Average profit per equity partner (PEP) edged up by 4 per cent to £1.64m, following on from a record 2016/2017 when PEP soared by 26 per cent. Managing partner Andrew Ballheimer described the PEP growth as “very healthy” and said that it had to be looked at “over two years to reasonably assess how strong PEP has been”.
The firm’s revenue continues to elude the £1.6bn mark, as it climbed nearly 4 per cent from £1.52bn to £1.57bn. In 2016/17, A&O trumped both Linklaters and Freshfield Bruckhaus Deringer, after long being the smallest magic circle firm in terms of revenue figures.
This year it comes in under Clifford Chance, which remains at the top of the magic circle, posting a five per cent rise in revenue to £1.62bn. Clifford Chance also clawed back this year with a 16 per cent rise in PEP, after it fell behind A&O in 2016/2017. Freshfields’ PEP shot up by 12 per cent, while Linklaters is yet to report.
Ballheimer said that despite this, A&O has a much bigger profit margin than Clifford Chance. The firm’s profit before tax has risen by three per cent to £690m.
Ballheimer pointed at growth coming from the firm’s corporate and M&A practices, as well as international capital markets, with much of the rise “fuelled by cross-border M&A activity”. Cross-border work has been a particularly profitable area for the firm. Ballheimer said: “Three quarters of our income is from matters involving more than one country, which has always been a good area for us.
“We are currently in 44 worldwide locations and are seeing great strides in our Continental offices”.
The firm, for example, fielded lawyers from 20 of its offices to work with alternative payment platform Worldpay in its £9.3bn merger with Vantiv.
Ballheimer acknowledged Spain and Italy as locations that have had a particularly good years, though he stated that due to political issues, the Istanbul office has not seen quite the same success. “The office has been affected by the political climate in Turkey, though it is one of our smallest, with only two or three partners, so this hasn’t made much of an impact”.
He added: “There is more investment to be made in France and Germany, as well as in areas where there is rich growth opportunity such as Asia”. A&O is also looking to further spread its wings in the US, where Ballheimer anticipates there will be more hires. This week, the firm strengthened its M&A practice in New York with the hire of corporate partner Stephen Besen from Shearman & Sterling.
Figures from Thomson Reuters published this week demonstrated that A&O is the most prolific magic circle firm to advise on global public M&A bids so far this year. Its growth has sprung from big M&A mandates, including the firm’s position as the main adviser to 21st Century Fox in its ongoing battle with Sky. Ballheimer also pointed to the work the firm has done with HSBC, in one of the largest ever UK financial service industry projects, as the bank restructures its legal and business structure to meet new ring-fencing requirements.

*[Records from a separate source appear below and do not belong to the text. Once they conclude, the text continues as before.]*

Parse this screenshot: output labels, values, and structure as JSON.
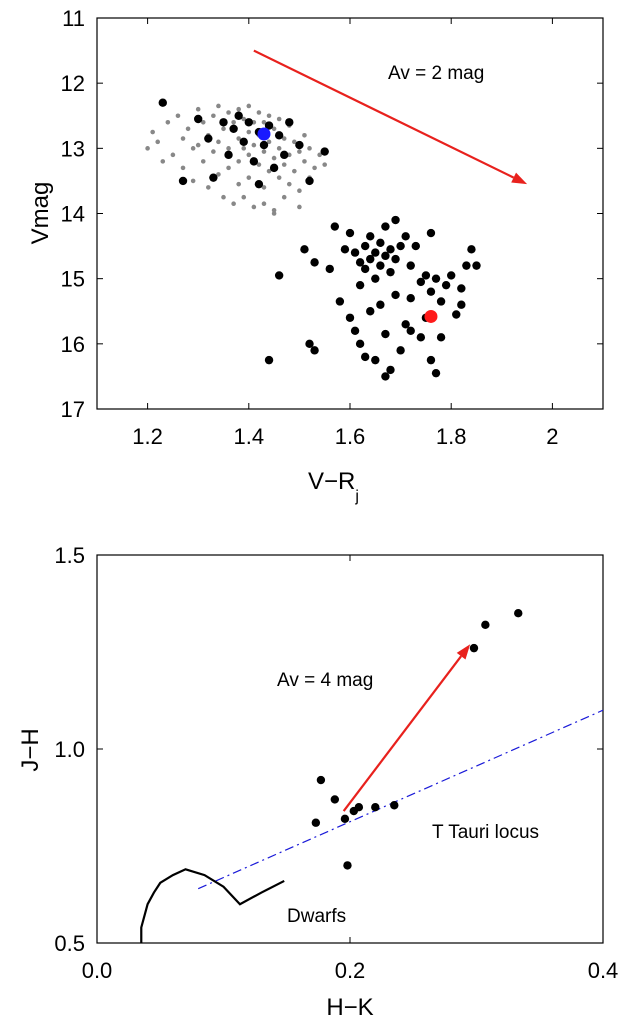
{
  "chart_data": [
    {
      "type": "scatter",
      "xlabel_main": "V−R",
      "xlabel_sub": "j",
      "ylabel": "Vmag",
      "xlim": [
        1.1,
        2.1
      ],
      "ylim": [
        17,
        11
      ],
      "y_axis_inverted": true,
      "x_ticks": [
        "1.2",
        "1.4",
        "1.6",
        "1.8",
        "2"
      ],
      "y_ticks": [
        "11",
        "12",
        "13",
        "14",
        "15",
        "16",
        "17"
      ],
      "annotation": "Av = 2 mag",
      "reddening_arrow": {
        "from": [
          1.41,
          11.5
        ],
        "to": [
          1.95,
          13.55
        ],
        "color": "#e8211d"
      },
      "series": [
        {
          "marker": "small-dot",
          "color": "#888888",
          "points": [
            [
              1.2,
              13.0
            ],
            [
              1.21,
              12.75
            ],
            [
              1.22,
              12.9
            ],
            [
              1.23,
              13.2
            ],
            [
              1.24,
              12.6
            ],
            [
              1.25,
              13.1
            ],
            [
              1.26,
              12.5
            ],
            [
              1.27,
              12.85
            ],
            [
              1.27,
              13.3
            ],
            [
              1.28,
              12.7
            ],
            [
              1.29,
              13.0
            ],
            [
              1.29,
              13.5
            ],
            [
              1.3,
              12.4
            ],
            [
              1.3,
              12.95
            ],
            [
              1.31,
              12.6
            ],
            [
              1.31,
              13.2
            ],
            [
              1.32,
              12.8
            ],
            [
              1.32,
              13.6
            ],
            [
              1.33,
              12.5
            ],
            [
              1.33,
              13.05
            ],
            [
              1.34,
              12.35
            ],
            [
              1.34,
              12.9
            ],
            [
              1.34,
              13.4
            ],
            [
              1.35,
              12.7
            ],
            [
              1.35,
              13.75
            ],
            [
              1.36,
              12.45
            ],
            [
              1.36,
              13.0
            ],
            [
              1.36,
              13.3
            ],
            [
              1.37,
              12.6
            ],
            [
              1.37,
              13.85
            ],
            [
              1.38,
              12.4
            ],
            [
              1.38,
              12.85
            ],
            [
              1.38,
              13.2
            ],
            [
              1.38,
              13.55
            ],
            [
              1.39,
              12.55
            ],
            [
              1.39,
              13.0
            ],
            [
              1.4,
              12.35
            ],
            [
              1.4,
              12.75
            ],
            [
              1.4,
              13.1
            ],
            [
              1.4,
              13.45
            ],
            [
              1.41,
              12.6
            ],
            [
              1.41,
              12.95
            ],
            [
              1.41,
              13.9
            ],
            [
              1.42,
              12.45
            ],
            [
              1.42,
              12.8
            ],
            [
              1.42,
              13.25
            ],
            [
              1.43,
              12.6
            ],
            [
              1.43,
              13.05
            ],
            [
              1.43,
              13.6
            ],
            [
              1.44,
              12.5
            ],
            [
              1.44,
              12.9
            ],
            [
              1.44,
              13.35
            ],
            [
              1.45,
              12.7
            ],
            [
              1.45,
              13.15
            ],
            [
              1.45,
              13.95
            ],
            [
              1.46,
              12.55
            ],
            [
              1.46,
              13.0
            ],
            [
              1.46,
              13.45
            ],
            [
              1.47,
              12.85
            ],
            [
              1.47,
              13.25
            ],
            [
              1.47,
              13.75
            ],
            [
              1.48,
              12.65
            ],
            [
              1.48,
              13.1
            ],
            [
              1.48,
              13.55
            ],
            [
              1.49,
              12.9
            ],
            [
              1.49,
              13.35
            ],
            [
              1.5,
              13.05
            ],
            [
              1.5,
              13.65
            ],
            [
              1.51,
              12.8
            ],
            [
              1.51,
              13.2
            ],
            [
              1.52,
              13.0
            ],
            [
              1.52,
              13.45
            ],
            [
              1.53,
              13.3
            ],
            [
              1.54,
              13.1
            ],
            [
              1.55,
              13.25
            ],
            [
              1.45,
              14.0
            ],
            [
              1.5,
              13.9
            ],
            [
              1.39,
              13.75
            ],
            [
              1.43,
              13.85
            ]
          ]
        },
        {
          "marker": "dot",
          "color": "#000000",
          "points": [
            [
              1.23,
              12.3
            ],
            [
              1.27,
              13.5
            ],
            [
              1.3,
              12.55
            ],
            [
              1.32,
              12.85
            ],
            [
              1.33,
              13.45
            ],
            [
              1.35,
              12.6
            ],
            [
              1.36,
              13.1
            ],
            [
              1.37,
              12.7
            ],
            [
              1.38,
              12.5
            ],
            [
              1.39,
              12.9
            ],
            [
              1.4,
              12.6
            ],
            [
              1.41,
              13.2
            ],
            [
              1.42,
              12.75
            ],
            [
              1.42,
              13.55
            ],
            [
              1.43,
              12.95
            ],
            [
              1.44,
              12.65
            ],
            [
              1.45,
              13.3
            ],
            [
              1.46,
              12.8
            ],
            [
              1.47,
              13.1
            ],
            [
              1.48,
              12.6
            ],
            [
              1.5,
              12.95
            ],
            [
              1.52,
              13.5
            ],
            [
              1.55,
              13.05
            ],
            [
              1.44,
              16.25
            ],
            [
              1.46,
              14.95
            ],
            [
              1.51,
              14.55
            ],
            [
              1.52,
              16.0
            ],
            [
              1.53,
              16.1
            ],
            [
              1.53,
              14.75
            ],
            [
              1.56,
              14.85
            ],
            [
              1.57,
              14.2
            ],
            [
              1.58,
              15.35
            ],
            [
              1.59,
              14.55
            ],
            [
              1.6,
              14.3
            ],
            [
              1.6,
              15.6
            ],
            [
              1.61,
              14.6
            ],
            [
              1.61,
              15.8
            ],
            [
              1.62,
              14.75
            ],
            [
              1.62,
              15.1
            ],
            [
              1.62,
              16.0
            ],
            [
              1.63,
              14.5
            ],
            [
              1.63,
              14.85
            ],
            [
              1.63,
              16.2
            ],
            [
              1.64,
              14.35
            ],
            [
              1.64,
              14.7
            ],
            [
              1.64,
              15.5
            ],
            [
              1.65,
              14.6
            ],
            [
              1.65,
              15.0
            ],
            [
              1.65,
              16.25
            ],
            [
              1.66,
              14.45
            ],
            [
              1.66,
              14.8
            ],
            [
              1.66,
              15.4
            ],
            [
              1.67,
              14.2
            ],
            [
              1.67,
              14.65
            ],
            [
              1.67,
              15.85
            ],
            [
              1.67,
              16.5
            ],
            [
              1.68,
              14.55
            ],
            [
              1.68,
              14.9
            ],
            [
              1.68,
              16.4
            ],
            [
              1.69,
              14.1
            ],
            [
              1.69,
              14.7
            ],
            [
              1.69,
              15.25
            ],
            [
              1.7,
              14.5
            ],
            [
              1.7,
              16.1
            ],
            [
              1.71,
              14.35
            ],
            [
              1.71,
              15.7
            ],
            [
              1.72,
              14.8
            ],
            [
              1.72,
              15.3
            ],
            [
              1.73,
              14.5
            ],
            [
              1.74,
              15.05
            ],
            [
              1.74,
              15.9
            ],
            [
              1.75,
              14.95
            ],
            [
              1.75,
              15.6
            ],
            [
              1.76,
              14.3
            ],
            [
              1.76,
              15.2
            ],
            [
              1.76,
              16.25
            ],
            [
              1.77,
              15.0
            ],
            [
              1.77,
              16.45
            ],
            [
              1.78,
              15.35
            ],
            [
              1.79,
              15.1
            ],
            [
              1.8,
              14.95
            ],
            [
              1.81,
              15.55
            ],
            [
              1.82,
              15.15
            ],
            [
              1.83,
              14.8
            ],
            [
              1.84,
              14.55
            ],
            [
              1.85,
              14.8
            ],
            [
              1.78,
              15.9
            ],
            [
              1.72,
              15.8
            ],
            [
              1.82,
              15.4
            ]
          ]
        },
        {
          "name": "",
          "marker": "big-dot",
          "color": "#1a1aff",
          "points": [
            [
              1.43,
              12.78
            ]
          ]
        },
        {
          "name": "",
          "marker": "big-dot",
          "color": "#ff1a1a",
          "points": [
            [
              1.76,
              15.58
            ]
          ]
        }
      ]
    },
    {
      "type": "scatter",
      "xlabel": "H−K",
      "ylabel": "J−H",
      "xlim": [
        0.0,
        0.4
      ],
      "ylim": [
        0.5,
        1.5
      ],
      "x_ticks": [
        "0.0",
        "0.2",
        "0.4"
      ],
      "y_ticks": [
        "0.5",
        "1.0",
        "1.5"
      ],
      "annotation_arrow": "Av = 4 mag",
      "annotation_locus": "T Tauri locus",
      "annotation_dwarfs": "Dwarfs",
      "reddening_arrow": {
        "from": [
          0.195,
          0.84
        ],
        "to": [
          0.295,
          1.27
        ],
        "color": "#e8211d"
      },
      "locus_line": {
        "from": [
          0.08,
          0.64
        ],
        "to": [
          0.4,
          1.1
        ],
        "color": "#1a1ad8",
        "style": "dash-dot"
      },
      "dwarf_track": [
        [
          0.035,
          0.5
        ],
        [
          0.035,
          0.54
        ],
        [
          0.04,
          0.6
        ],
        [
          0.045,
          0.63
        ],
        [
          0.05,
          0.655
        ],
        [
          0.06,
          0.675
        ],
        [
          0.07,
          0.69
        ],
        [
          0.085,
          0.675
        ],
        [
          0.1,
          0.645
        ],
        [
          0.113,
          0.6
        ],
        [
          0.13,
          0.63
        ],
        [
          0.148,
          0.66
        ]
      ],
      "series": [
        {
          "marker": "dot",
          "color": "#000000",
          "points": [
            [
              0.173,
              0.81
            ],
            [
              0.177,
              0.92
            ],
            [
              0.188,
              0.87
            ],
            [
              0.196,
              0.82
            ],
            [
              0.198,
              0.7
            ],
            [
              0.203,
              0.84
            ],
            [
              0.207,
              0.85
            ],
            [
              0.22,
              0.85
            ],
            [
              0.235,
              0.855
            ],
            [
              0.298,
              1.26
            ],
            [
              0.307,
              1.32
            ],
            [
              0.333,
              1.35
            ]
          ]
        }
      ]
    }
  ]
}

The firm’s managing partners have recently returned from a partners’ conference in Miami, where Ballheimer said that “in spite of the distractions of Miami”, the team discussed “opportunities for growth and talked about where new investments are to be made”.
The Lawyer understands that discussions regarding A&O and O’Melveny’s merger are still afloat, though Ballheimer declined to comment on whether a conclusion was reached in Miami.